Yamazaki Sōkan
Author
1465 – 1553
Who was Yamazaki Sōkan?
Yamazaki Sōkan was a renga and haikai poet from Ōmi Province, Japan. His real name was Shina Norishige, and he was also called Yasaburō; "Yamazaki Sōkan" was a pen-name.
Originally serving as a court calligrapher for the ninth Ashikaga shogun, Ashikaga Yoshihisa, the poet became a Buddhist monk and entered seclusion following the shogun's death in 1489. Traveling through Settsu and Yamashiro provinces, he finally settled in a place called Yamazaki. Establishing his hermitage, which he named Taigetsu-an, he adopted the name Yamazaki Sōkan.
He left Yamazaki in 1523, and settled five years later in the town of Kan'onji, in Sanuki province. On the grounds of Kōshōji, he made a hermitage for himself called Ichiya-an, and would spend the rest of his life there composing poems.
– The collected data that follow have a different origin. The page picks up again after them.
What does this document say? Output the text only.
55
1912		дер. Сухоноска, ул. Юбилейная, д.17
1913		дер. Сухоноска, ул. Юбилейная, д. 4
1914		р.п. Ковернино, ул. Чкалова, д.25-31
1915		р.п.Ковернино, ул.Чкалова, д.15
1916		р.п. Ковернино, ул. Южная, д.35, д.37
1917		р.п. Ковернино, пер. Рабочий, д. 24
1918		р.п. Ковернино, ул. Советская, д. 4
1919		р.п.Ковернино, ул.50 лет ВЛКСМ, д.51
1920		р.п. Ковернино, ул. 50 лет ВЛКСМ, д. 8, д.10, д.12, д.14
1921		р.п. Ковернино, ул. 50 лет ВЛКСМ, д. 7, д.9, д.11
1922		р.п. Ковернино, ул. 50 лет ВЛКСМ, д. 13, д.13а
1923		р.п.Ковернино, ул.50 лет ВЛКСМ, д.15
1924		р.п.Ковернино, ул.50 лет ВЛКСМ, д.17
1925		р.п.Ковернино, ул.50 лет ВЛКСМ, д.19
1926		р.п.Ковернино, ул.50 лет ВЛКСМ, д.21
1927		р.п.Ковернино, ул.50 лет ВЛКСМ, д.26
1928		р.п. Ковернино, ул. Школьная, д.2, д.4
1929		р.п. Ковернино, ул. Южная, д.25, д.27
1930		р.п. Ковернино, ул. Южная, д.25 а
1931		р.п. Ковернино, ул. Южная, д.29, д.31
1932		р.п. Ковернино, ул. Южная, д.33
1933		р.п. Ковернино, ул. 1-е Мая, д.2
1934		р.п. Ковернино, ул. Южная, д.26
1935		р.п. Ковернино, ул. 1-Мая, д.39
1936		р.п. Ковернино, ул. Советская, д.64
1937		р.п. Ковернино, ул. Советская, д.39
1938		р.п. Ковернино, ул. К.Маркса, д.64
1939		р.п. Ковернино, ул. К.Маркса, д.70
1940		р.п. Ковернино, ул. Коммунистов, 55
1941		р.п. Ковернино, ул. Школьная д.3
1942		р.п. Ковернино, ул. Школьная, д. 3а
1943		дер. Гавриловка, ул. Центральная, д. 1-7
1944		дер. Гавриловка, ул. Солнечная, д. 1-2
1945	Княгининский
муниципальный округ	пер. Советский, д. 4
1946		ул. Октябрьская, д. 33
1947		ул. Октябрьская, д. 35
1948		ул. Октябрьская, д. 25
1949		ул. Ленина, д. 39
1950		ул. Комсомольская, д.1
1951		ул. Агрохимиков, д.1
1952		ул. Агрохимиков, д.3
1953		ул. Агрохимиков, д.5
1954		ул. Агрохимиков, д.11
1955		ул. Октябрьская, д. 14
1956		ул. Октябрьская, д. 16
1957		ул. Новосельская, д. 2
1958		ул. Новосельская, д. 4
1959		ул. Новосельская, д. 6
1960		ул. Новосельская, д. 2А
Though his poems were not widely distributed at first, they were soon compiled into a text called Daitsukubashū. He also compiled and edited Inu-tsukuba-shū, another important anthology of renga and haikai poems. His unrefined style came to be quite influential, and inspired the development of the danrin style of poetry which emerged fully in the early 17th century.